Stueve also said his firm has reviewed hundreds of policies for clients, across insurance companies, and discovered similar denials. Stueve Siegel Hanson has teamed up with other Missouri plaintiffs’ firms to handle more business interruption litigation in other jurisdictions.
Those firms include Langdon & Emison, Miller Schirger and Shaffer Lombardo Shurin. Attorneys with those firms all had connections to each other from previous cases, and they saw the need to band together, Stueve said.
“These cases will require experts on the coverage side and damages side, they will be expensive to litigate, and by combining resources, we think we can prosecute them in a way that will be most beneficial to our clients,” he said.

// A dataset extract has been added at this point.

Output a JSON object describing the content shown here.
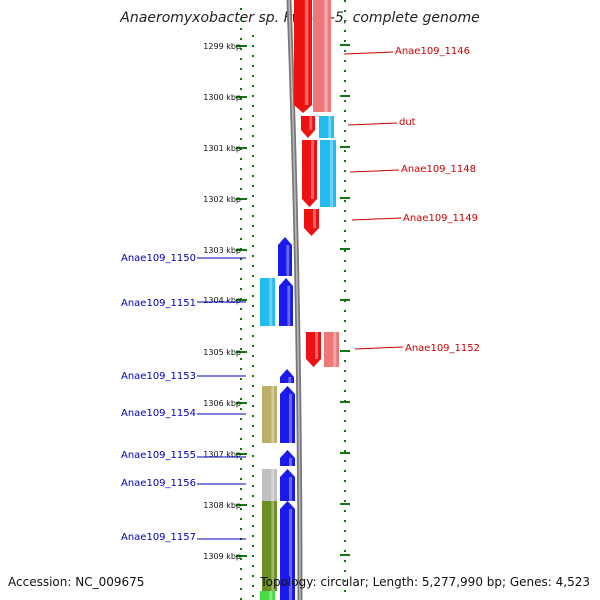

Based on his review of policies, it appears insurers are taking a uniform stance in denying claims for business interruption, Stueve said. He encouraged companies to seek counsel in reviewing their policies.
Attorneys who represent insurers, however, said the companies’ denials of claims are more nuanced than insurers issuing blanket denials.

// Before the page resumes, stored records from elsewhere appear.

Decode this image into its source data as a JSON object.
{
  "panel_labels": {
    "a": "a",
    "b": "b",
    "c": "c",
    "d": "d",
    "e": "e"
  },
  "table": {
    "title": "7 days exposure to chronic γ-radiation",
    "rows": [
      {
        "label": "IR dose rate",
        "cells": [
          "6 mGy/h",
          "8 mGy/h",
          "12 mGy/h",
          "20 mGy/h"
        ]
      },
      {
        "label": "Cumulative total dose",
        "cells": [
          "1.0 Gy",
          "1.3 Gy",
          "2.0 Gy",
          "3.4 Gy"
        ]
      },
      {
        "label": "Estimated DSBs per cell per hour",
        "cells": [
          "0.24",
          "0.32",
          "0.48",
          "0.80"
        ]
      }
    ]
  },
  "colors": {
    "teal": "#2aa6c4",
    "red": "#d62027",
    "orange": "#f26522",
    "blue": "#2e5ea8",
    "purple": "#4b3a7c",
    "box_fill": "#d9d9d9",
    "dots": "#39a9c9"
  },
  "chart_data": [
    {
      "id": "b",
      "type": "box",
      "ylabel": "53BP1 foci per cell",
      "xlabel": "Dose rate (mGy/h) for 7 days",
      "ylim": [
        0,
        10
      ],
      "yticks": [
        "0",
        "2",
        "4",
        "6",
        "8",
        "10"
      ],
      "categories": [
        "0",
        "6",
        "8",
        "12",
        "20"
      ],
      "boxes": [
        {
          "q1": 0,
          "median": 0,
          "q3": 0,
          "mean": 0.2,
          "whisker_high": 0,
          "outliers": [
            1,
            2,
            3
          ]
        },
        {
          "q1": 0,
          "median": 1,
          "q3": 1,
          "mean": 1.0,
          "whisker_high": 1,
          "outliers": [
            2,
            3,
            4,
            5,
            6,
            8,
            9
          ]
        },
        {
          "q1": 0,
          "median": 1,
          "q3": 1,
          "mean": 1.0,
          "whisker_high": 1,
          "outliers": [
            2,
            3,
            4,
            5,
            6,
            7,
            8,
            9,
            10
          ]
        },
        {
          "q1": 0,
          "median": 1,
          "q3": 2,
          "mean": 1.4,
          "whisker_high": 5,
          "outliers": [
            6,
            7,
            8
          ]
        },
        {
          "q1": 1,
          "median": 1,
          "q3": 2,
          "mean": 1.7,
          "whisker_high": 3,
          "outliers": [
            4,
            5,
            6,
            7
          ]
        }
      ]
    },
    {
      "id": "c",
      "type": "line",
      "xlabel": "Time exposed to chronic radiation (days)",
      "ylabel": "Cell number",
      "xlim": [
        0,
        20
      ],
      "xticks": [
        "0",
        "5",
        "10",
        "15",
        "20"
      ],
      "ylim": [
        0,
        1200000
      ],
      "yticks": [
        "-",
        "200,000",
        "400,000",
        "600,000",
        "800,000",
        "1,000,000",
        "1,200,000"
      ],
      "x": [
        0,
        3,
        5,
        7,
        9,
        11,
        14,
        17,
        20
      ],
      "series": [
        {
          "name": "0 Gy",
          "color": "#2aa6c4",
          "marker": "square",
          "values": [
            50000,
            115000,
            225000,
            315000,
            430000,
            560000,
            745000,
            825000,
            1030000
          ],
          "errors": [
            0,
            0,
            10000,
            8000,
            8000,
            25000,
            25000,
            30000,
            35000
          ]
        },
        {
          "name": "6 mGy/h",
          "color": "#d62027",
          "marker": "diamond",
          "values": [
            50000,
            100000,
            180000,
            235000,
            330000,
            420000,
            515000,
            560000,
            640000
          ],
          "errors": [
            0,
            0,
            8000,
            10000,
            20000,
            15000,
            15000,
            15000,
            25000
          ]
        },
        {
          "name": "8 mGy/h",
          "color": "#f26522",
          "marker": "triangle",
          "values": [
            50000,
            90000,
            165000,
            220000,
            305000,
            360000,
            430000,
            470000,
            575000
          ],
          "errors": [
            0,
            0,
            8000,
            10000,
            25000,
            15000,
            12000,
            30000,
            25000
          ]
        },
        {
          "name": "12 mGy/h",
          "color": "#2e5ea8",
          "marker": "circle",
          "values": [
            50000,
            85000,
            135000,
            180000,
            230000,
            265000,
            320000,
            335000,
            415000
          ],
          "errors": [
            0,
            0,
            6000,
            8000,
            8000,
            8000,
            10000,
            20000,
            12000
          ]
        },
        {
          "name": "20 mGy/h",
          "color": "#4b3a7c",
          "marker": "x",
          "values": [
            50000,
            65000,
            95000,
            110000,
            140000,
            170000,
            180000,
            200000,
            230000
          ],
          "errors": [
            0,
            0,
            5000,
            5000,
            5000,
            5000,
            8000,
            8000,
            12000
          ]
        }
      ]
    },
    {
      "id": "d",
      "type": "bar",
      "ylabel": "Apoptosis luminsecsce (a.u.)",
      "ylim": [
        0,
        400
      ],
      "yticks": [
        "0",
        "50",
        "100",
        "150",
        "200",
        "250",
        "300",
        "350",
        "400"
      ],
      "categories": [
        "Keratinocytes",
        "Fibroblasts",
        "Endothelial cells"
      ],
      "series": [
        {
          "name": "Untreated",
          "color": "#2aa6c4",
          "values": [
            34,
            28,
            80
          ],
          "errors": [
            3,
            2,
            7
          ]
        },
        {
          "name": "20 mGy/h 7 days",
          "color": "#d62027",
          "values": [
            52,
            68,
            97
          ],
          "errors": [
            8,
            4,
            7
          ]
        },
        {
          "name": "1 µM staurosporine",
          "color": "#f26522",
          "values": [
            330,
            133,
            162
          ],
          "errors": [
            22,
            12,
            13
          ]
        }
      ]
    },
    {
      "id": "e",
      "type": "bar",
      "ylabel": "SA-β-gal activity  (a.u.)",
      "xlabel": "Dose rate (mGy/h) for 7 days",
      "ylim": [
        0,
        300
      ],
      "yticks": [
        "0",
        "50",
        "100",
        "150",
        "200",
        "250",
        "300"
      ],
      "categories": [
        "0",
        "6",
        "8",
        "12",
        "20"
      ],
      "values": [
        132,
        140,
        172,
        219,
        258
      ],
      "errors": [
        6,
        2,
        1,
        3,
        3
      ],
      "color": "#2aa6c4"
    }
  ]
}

Bruce Baty, an attorney with Bryan Cave Leighton Paisner in Kansas City, is among them, although he does not represent any of the parties in the cases recently filed in Kansas and Missouri.
Cincinnati Insurance Co. recently announced in a call with analysts that its business interruption policies did not contain the virus exclusion and that it was relying on the damage-to-property condition to trigger coverage, Baty said
“That’s unusual,” he said. “Most property and casualty insurers adopted the 2006 [Insurance Services Office Inc.] exclusion that was very specifically written to address pandemics as a result of viruses.”
Virus exclusions are not new to the market or insurance industry, he said, adding this is something it anticipated more than a decade ago in response to the SARS epidemic.
“To me, it’s not a question of, or an issue of, the insurance companies issuing blanket denials,” he said. “This is a very specific problem that the industry thought it addressed many years ago.”
Legislation introduced in eight states and in Congress to force insurers to pay business interruption claims could have a devastating effect on the industry, as well as make it harder for insurers to pay claims related to disasters such as wind, fires and tornadoes, he said.
“We didn’t sell it, we didn’t collect a premium for it and we didn’t reserve for it,” he said of business interruptions caused by the pandemic. “Now, to flip the table and decide that we’re going to create coverage where coverage never existed — that is a huge problem for the industry.”
The case in the District of Kansas is Promotional Headwear International v. The Cincinnati Insurance Co., 2:20-cv-02211; the case in the Western District of Missouri is Zwillo V Corp. d/b/a Westport Flea Market Bar & Grill v. Lexington Insurance Co., 4:20-cv-00339.